Everything that happened during those 10 years had been in a long gestation. I’d started writing at six, started drugs at 11. By the time I came to New York, everything came to a head simultaneously."

The drugs and the domming shared a "common denominator," says Febos. "Both behaviors gave a momentary satisfaction of feeling in control and desirable and fulfilled. But it depleted me. It eroded my self-esteem. They were short cuts, and that deficit doesn’t disappear. You have to account for it at some point." Thanks to her recovery program, a bullshit-proof therapist and her own force of will, she’s done so.

These days she teaches creative writing at The Gotham Writers’ Workshop, NYU and SUNY Purchase College. Her former and current professions are "more similar than you would think," she says, laughing, even though on her blog she’s described herself now as a "college professor who hid her tattoos under pearl-buttoned cardigans."
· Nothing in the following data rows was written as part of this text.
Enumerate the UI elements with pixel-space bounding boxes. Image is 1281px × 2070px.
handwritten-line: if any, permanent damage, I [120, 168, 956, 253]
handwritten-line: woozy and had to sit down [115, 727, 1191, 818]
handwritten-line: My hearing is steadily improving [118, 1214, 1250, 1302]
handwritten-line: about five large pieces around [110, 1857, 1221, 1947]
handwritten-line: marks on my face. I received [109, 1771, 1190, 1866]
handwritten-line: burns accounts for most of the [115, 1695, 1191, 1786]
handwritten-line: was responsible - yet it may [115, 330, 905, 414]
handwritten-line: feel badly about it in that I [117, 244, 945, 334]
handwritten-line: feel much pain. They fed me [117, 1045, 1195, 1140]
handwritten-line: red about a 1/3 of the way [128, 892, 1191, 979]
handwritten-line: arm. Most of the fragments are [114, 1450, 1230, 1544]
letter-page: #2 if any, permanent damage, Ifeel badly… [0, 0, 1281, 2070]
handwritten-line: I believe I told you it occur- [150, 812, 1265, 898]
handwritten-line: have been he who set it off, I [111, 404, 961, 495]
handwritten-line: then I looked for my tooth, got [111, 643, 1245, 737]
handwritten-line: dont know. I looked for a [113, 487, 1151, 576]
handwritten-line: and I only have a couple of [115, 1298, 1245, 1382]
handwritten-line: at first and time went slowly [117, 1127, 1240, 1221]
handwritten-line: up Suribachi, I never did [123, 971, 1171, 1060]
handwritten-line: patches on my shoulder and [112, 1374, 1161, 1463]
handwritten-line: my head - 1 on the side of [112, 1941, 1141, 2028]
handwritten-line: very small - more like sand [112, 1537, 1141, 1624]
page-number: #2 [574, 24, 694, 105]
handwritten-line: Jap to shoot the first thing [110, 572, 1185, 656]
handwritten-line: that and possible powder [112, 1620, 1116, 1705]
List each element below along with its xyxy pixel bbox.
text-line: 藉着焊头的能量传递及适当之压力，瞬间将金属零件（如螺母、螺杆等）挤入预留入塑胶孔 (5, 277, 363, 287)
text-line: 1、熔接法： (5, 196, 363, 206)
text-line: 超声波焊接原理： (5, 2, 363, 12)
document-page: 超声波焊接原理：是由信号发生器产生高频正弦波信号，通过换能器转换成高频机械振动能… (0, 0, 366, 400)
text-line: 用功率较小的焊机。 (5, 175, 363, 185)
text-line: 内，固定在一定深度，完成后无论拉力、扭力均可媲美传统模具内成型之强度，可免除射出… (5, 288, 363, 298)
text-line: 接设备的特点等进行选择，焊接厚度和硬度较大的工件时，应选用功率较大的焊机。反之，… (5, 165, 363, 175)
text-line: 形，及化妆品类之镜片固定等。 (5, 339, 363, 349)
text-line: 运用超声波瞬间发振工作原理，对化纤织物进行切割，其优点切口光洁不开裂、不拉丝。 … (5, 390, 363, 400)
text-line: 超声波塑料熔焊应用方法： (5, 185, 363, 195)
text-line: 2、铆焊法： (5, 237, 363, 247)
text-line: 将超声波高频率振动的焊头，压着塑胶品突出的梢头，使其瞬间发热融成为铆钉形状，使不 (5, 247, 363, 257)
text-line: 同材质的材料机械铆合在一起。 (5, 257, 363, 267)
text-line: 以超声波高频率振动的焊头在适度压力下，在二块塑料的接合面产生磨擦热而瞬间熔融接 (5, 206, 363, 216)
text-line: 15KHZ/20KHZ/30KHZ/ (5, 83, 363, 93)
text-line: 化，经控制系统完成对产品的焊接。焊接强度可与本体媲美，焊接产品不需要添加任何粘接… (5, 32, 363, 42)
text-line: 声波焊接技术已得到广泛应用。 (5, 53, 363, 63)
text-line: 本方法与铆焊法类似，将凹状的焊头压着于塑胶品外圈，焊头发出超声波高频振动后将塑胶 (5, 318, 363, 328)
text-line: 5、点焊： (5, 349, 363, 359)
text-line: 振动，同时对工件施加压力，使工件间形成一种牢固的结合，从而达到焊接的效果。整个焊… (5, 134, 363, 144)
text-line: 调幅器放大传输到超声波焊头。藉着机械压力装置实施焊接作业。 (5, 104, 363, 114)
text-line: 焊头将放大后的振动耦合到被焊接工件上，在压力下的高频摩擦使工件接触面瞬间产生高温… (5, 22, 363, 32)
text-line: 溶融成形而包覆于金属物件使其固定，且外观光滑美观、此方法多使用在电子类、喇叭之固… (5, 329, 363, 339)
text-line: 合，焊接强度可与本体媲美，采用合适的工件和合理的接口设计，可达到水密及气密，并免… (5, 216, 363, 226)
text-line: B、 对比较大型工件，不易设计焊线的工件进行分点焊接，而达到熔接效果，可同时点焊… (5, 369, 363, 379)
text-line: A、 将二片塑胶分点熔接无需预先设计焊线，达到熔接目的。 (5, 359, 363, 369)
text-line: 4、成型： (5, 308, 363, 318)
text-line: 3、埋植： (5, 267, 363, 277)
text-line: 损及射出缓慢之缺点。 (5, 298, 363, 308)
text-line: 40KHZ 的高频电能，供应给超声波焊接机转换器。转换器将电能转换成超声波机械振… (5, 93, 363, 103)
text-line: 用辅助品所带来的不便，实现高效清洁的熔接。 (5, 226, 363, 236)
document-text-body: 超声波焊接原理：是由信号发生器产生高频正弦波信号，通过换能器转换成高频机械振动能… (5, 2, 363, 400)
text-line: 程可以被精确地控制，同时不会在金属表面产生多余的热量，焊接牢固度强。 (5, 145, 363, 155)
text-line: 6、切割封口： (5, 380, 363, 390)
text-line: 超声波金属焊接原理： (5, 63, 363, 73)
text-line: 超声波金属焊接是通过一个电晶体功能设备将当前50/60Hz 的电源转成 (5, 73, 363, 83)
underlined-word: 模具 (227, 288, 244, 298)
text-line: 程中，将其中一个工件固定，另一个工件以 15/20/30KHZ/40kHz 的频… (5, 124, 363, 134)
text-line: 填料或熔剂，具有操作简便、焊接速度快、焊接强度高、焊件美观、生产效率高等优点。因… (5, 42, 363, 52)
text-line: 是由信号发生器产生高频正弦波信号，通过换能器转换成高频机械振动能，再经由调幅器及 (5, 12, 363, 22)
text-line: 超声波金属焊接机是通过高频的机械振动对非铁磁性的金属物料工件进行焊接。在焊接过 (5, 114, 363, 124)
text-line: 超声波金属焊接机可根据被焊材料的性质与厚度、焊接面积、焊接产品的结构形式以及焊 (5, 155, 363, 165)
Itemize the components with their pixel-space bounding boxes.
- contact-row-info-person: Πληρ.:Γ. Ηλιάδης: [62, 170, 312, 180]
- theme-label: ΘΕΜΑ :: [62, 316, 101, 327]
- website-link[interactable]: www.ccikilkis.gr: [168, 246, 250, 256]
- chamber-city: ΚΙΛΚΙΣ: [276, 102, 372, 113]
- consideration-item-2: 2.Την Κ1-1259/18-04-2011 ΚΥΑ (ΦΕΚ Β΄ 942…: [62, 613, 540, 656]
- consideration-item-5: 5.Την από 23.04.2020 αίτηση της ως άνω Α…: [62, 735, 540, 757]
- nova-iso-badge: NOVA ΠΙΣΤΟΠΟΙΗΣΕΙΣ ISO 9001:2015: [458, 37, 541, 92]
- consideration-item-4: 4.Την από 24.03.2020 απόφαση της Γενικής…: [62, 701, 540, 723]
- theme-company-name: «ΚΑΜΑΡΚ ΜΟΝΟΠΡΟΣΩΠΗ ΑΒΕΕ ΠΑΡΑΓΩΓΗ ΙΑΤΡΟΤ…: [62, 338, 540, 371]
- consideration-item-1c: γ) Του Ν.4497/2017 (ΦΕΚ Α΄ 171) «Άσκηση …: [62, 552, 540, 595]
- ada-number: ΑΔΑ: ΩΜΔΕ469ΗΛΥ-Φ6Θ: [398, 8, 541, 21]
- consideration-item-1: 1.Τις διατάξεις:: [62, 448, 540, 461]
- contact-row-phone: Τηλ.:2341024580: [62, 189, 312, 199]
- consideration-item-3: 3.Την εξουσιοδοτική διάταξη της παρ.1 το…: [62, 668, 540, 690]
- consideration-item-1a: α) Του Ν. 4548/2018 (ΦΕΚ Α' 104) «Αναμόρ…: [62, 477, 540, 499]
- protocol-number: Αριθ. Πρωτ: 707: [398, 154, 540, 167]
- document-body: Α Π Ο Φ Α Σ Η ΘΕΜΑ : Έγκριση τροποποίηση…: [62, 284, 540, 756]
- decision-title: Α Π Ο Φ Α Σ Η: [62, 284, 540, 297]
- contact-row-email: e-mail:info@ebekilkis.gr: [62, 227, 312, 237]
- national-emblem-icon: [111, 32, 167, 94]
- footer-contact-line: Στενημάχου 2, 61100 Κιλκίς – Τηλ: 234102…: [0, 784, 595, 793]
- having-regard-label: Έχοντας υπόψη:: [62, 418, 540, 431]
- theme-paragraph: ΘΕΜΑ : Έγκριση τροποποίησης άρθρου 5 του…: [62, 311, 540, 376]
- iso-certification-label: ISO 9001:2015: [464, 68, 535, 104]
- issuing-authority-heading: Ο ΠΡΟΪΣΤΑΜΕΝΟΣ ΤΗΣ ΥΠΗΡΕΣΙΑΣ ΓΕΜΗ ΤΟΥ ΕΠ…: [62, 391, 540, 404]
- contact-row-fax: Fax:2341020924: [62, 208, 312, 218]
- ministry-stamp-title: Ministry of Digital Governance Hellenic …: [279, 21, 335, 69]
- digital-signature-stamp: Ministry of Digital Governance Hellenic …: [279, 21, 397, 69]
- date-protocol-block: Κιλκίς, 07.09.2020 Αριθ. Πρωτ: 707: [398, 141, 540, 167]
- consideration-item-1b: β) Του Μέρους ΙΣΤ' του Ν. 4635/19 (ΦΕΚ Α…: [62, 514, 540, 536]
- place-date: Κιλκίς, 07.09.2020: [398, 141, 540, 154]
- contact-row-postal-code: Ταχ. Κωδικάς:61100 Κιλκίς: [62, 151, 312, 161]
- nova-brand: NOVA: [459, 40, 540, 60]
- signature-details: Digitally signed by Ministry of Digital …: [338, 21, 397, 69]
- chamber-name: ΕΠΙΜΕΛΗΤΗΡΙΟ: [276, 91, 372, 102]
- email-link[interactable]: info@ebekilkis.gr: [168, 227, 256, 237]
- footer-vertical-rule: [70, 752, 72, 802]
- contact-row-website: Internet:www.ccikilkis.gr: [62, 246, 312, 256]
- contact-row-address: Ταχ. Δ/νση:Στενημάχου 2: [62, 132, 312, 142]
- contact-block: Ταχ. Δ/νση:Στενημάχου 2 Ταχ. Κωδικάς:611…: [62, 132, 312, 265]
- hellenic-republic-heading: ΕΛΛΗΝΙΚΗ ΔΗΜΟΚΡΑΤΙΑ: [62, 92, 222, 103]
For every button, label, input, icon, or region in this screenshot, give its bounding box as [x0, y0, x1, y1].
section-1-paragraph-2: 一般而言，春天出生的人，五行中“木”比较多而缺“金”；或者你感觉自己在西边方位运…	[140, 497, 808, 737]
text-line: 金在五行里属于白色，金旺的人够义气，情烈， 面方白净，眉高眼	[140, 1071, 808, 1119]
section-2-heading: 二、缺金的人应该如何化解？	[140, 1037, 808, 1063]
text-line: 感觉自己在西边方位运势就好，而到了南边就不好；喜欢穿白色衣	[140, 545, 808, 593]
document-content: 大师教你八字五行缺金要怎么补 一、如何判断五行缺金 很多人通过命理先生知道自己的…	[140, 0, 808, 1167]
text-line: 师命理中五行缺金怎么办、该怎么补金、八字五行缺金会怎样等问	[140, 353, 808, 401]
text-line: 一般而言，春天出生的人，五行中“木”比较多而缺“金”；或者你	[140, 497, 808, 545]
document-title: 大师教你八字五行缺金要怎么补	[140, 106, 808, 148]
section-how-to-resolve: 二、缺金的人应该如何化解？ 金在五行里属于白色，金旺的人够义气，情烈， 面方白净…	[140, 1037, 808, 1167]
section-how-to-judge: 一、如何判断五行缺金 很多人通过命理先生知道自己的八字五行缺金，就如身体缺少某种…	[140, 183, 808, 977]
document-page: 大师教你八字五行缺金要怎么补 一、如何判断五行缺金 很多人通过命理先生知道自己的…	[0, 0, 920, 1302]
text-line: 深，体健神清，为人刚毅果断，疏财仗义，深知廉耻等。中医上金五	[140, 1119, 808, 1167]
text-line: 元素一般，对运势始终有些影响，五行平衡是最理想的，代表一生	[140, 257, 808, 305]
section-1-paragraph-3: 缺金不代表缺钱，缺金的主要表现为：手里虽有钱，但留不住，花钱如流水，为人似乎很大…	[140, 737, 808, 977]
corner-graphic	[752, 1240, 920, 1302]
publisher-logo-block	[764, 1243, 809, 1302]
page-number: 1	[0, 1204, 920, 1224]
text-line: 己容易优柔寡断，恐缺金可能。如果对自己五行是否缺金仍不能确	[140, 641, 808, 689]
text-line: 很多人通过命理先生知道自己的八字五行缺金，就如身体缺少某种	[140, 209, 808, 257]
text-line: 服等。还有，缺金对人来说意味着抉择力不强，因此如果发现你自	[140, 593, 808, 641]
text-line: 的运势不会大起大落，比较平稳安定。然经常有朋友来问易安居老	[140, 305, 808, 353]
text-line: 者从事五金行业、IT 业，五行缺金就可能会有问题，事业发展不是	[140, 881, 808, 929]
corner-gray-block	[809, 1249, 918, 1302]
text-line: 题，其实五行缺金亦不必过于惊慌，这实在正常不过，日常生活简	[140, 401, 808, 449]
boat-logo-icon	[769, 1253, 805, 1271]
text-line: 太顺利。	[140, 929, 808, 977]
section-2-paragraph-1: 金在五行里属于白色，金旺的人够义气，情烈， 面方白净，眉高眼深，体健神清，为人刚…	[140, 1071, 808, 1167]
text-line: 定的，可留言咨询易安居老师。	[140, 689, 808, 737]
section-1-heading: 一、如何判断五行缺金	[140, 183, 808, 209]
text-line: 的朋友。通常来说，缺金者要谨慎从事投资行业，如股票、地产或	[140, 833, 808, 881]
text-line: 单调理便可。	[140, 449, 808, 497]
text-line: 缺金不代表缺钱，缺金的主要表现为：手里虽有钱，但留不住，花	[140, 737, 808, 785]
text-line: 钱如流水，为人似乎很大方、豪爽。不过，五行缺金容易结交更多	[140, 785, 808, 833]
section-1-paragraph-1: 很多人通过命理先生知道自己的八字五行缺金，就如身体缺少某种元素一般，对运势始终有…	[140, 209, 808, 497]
Febos explains, "The similarities are that you have to perform, and the amount of energy that you bring is the amount of energy that’s returned. With teaching, it’s just amazing. There’s an element of self-forgetting, it’s one of the principle pleasures of it. I disappear into the act of it. In teaching it’s about disappearing into what I love and believe as opposed to a persona. But being a dominatrix pays better."

Despite the cash, she couldn’t see herself going back to being a domme. "Not now, not once I’ve lifted the veil. Not professionally at least." Besides she’s already sold the corsets, leather restraints, and paddles at an eBay store on Flatbush Avenue. "It was such a New York moment, especially with the non-reaction of the woman pricing the stuff. She said, ‘Let’s just call these house wares.’"

Whip Smart by Melissa Febos. Thomas Dunne Books, 288 pages, $24.99.